How one simple letter from the IRS may have saved 700 lives

Daily Briefing

    In 2016, the Internal Revenue Service (IRS) began mailing 3.9 million letters to U.S. adults who'd paid the Affordable Care Act's (ACA) penalty for being uninsured and offered them tips on how to enroll in coverage—and a new working paper found that those mailings saved lives.

    Slide decks: Health Insurance 101

    Remember the individual mandate?

    The ACA's individual mandate required most U.S. residents to be enrolled in health insurance or pay a fine. The mandate was effectively eliminated under a tax bill President Trump signed in December 2017 that reduced the fine for remaining uninsured to $0.

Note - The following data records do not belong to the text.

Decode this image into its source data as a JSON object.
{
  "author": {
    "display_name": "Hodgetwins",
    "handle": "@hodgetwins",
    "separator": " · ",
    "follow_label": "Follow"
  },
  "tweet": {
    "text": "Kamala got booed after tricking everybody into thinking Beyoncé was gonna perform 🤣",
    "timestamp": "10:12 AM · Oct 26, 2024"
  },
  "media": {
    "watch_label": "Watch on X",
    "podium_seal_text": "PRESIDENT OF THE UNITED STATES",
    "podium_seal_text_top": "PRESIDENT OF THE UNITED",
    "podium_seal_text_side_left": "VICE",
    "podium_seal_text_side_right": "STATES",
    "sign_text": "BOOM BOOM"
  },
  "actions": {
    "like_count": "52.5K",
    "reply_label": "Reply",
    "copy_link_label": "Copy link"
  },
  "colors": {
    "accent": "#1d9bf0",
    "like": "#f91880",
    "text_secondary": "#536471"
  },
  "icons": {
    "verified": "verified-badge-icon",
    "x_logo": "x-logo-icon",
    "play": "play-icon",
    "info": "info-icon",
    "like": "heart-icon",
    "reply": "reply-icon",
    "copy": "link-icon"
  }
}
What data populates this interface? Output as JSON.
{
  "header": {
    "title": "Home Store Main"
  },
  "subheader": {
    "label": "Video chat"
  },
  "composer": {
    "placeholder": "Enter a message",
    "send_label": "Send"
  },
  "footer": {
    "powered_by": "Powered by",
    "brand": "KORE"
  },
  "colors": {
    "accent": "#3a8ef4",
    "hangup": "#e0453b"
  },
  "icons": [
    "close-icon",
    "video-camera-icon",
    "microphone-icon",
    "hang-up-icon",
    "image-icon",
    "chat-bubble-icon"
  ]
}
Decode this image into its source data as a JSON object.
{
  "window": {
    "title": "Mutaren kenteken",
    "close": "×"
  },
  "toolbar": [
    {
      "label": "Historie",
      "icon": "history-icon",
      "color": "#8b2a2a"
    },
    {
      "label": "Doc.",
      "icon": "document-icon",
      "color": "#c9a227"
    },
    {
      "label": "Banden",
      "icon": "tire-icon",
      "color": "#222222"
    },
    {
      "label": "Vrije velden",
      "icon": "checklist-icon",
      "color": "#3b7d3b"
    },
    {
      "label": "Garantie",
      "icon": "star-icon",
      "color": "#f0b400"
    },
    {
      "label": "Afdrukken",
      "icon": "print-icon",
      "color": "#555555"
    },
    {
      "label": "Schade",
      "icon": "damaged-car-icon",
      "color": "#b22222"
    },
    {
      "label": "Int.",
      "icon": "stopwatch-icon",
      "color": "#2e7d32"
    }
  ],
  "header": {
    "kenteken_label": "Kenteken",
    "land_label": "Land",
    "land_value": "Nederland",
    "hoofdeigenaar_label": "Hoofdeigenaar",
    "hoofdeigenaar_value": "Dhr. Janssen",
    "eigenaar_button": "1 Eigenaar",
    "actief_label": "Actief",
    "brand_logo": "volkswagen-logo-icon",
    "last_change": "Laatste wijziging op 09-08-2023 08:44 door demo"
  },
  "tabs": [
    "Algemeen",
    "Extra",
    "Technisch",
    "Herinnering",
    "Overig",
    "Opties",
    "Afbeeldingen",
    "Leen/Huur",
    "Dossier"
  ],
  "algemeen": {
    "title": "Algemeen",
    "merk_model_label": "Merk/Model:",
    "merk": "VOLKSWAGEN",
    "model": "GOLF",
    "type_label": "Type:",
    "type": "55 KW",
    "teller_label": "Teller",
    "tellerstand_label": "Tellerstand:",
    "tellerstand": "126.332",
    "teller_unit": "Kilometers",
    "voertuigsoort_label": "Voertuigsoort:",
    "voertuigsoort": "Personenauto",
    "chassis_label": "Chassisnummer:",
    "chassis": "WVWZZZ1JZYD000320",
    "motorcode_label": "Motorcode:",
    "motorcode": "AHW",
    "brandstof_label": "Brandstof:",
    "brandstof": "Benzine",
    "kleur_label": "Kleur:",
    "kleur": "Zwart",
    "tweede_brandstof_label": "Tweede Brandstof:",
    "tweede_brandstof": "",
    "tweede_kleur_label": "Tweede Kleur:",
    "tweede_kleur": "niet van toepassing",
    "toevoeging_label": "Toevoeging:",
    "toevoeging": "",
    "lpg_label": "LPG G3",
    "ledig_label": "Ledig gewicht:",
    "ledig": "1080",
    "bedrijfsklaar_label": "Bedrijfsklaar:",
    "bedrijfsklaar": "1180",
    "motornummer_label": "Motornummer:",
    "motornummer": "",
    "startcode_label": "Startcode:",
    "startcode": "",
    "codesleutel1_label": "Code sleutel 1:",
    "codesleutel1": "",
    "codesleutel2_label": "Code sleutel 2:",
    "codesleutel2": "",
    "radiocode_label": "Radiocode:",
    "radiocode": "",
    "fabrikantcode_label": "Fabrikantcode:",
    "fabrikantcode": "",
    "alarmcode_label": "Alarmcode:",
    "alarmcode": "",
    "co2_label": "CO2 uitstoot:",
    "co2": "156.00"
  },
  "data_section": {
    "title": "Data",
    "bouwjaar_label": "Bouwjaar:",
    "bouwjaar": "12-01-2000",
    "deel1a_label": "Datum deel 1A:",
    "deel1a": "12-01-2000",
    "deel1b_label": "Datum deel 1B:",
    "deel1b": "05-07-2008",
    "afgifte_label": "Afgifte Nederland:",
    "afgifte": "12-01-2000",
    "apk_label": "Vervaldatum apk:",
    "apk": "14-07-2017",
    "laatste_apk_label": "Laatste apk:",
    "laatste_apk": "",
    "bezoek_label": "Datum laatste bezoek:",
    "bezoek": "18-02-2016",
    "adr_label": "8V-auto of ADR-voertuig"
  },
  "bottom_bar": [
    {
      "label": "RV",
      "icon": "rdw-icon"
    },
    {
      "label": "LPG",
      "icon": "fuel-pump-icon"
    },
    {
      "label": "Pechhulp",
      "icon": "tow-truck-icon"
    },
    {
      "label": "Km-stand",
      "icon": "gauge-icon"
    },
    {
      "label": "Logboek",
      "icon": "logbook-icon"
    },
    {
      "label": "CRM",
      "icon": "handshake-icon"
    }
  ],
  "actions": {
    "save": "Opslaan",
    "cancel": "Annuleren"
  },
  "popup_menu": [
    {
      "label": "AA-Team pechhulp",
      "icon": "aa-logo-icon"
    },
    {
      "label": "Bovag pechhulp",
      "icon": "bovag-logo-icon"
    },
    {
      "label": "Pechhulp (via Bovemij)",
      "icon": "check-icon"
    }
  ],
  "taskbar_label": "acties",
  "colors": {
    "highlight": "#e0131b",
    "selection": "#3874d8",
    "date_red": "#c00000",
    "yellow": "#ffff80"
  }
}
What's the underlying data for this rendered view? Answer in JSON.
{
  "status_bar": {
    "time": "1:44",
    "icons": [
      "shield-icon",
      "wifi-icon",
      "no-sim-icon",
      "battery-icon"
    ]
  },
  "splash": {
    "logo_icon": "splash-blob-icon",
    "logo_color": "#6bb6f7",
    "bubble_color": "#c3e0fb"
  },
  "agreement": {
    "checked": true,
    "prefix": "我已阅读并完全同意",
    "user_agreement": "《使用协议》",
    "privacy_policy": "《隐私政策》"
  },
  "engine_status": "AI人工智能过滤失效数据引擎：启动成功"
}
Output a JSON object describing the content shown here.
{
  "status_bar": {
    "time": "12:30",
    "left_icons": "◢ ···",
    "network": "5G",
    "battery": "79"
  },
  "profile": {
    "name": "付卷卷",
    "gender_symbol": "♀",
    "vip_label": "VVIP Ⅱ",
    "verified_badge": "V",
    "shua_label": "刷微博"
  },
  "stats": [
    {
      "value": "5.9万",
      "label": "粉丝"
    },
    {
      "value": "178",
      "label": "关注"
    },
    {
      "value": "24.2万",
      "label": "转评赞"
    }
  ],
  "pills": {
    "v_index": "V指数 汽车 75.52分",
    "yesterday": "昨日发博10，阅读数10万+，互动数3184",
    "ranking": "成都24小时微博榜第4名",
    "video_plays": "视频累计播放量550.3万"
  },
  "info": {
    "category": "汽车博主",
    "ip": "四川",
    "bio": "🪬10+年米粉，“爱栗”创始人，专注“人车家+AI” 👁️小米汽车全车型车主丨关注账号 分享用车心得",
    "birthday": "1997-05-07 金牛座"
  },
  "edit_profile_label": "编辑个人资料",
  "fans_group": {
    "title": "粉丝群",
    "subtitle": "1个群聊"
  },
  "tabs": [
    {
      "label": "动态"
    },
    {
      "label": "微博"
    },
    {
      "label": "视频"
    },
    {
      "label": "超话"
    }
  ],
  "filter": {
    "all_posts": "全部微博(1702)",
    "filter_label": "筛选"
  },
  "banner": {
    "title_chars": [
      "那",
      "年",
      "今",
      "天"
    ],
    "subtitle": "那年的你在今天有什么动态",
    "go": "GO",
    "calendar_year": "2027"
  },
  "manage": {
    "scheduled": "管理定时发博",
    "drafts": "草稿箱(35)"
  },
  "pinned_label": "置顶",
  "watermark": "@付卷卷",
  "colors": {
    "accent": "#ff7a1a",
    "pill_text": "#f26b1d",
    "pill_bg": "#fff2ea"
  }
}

    However, when the individual mandate penalty was still in effect, former President Barack Obama's administration in December 2016 had planned to send letters urging adults who were paying the penalty under the mandate to seek coverage. But there was one hitch: The administration lacked the budget to send the notices to all 4.5 million people who were due to receive them. So instead, IRS sent the notices to 3.9 million people, and 600,000 people were randomly left out of the mailing.

    The letters were sent in two batches in December 2016 and January 2017—two weeks before the end of the open enrollment period, Healthcare DIVE reports.

    An unintentional study

    The result of omitting mailing recipients, was the Treasury Department unintentionally created conditions for a randomized controlled trial into a pervasive question in health care economics: Can health insurance be shown to reduce mortality?

    Although previous studies have shown mortality rates declined in states that expanded Medicaid under the ACA, no research has been able to conclusively prove that the outcome was directly related to having coverage, according to the New York Times' "The Upshot."

    Some economists have been skeptical of health insurance's ability to reduce mortality, as people without health insurance are still able to access the health care system via hospital EDs.

    Sarah Miller, an assistant professor at the University of Michigan who researches the topic and was not involved with the Treasury research, said, "There has been a lot of skepticism, especially in economics, that health insurance has a mortality impact."

    However, because IRS was able to randomly select which adults received and did not receive mailing letters researchers in the new working paper were able to directly compare mortality outcomes among the people who received the Obama administration's notices and those who did not.

    Key findings 

    The researchers found adults who received the notices were more likely to obtain health care coverage, and that action of becoming insured was associated with a 12% reduction in mortality during the two-year study period.

    Overall, the researchers estimated that the notices saved 700 lives, particularly among older adults.

    When looking at individuals between the age of 45 and 64, the economists found that one fewer death occurred for every 1,648 people who received a letter when compared with those who did not received a letter. However, there was no evidence that the letters reduced mortality among children or young adults.

    Implications

    The working paper raised questions about whether the impact of the individual mandate should be revisited, especially as uninsured rates increase under current law, according to Healthcare DIVE. The researchers wrote, "[S]ome have suggested that the dollar value of the federal mandate penalty may have been too small to influence behavior." They continued, "Our coverage results provide evidence against that view, at least with respect to the 2017 federal penalty."

    Separately, Miller noted the strength of the trial. "It's really important that this is a randomized controlled trial," Miller said. "It's a really high standard of evidence that you can't just dismiss" (Kliff, "The Upshot," New York Times, 12/10; Liss, Healthcare Dive, 12/10).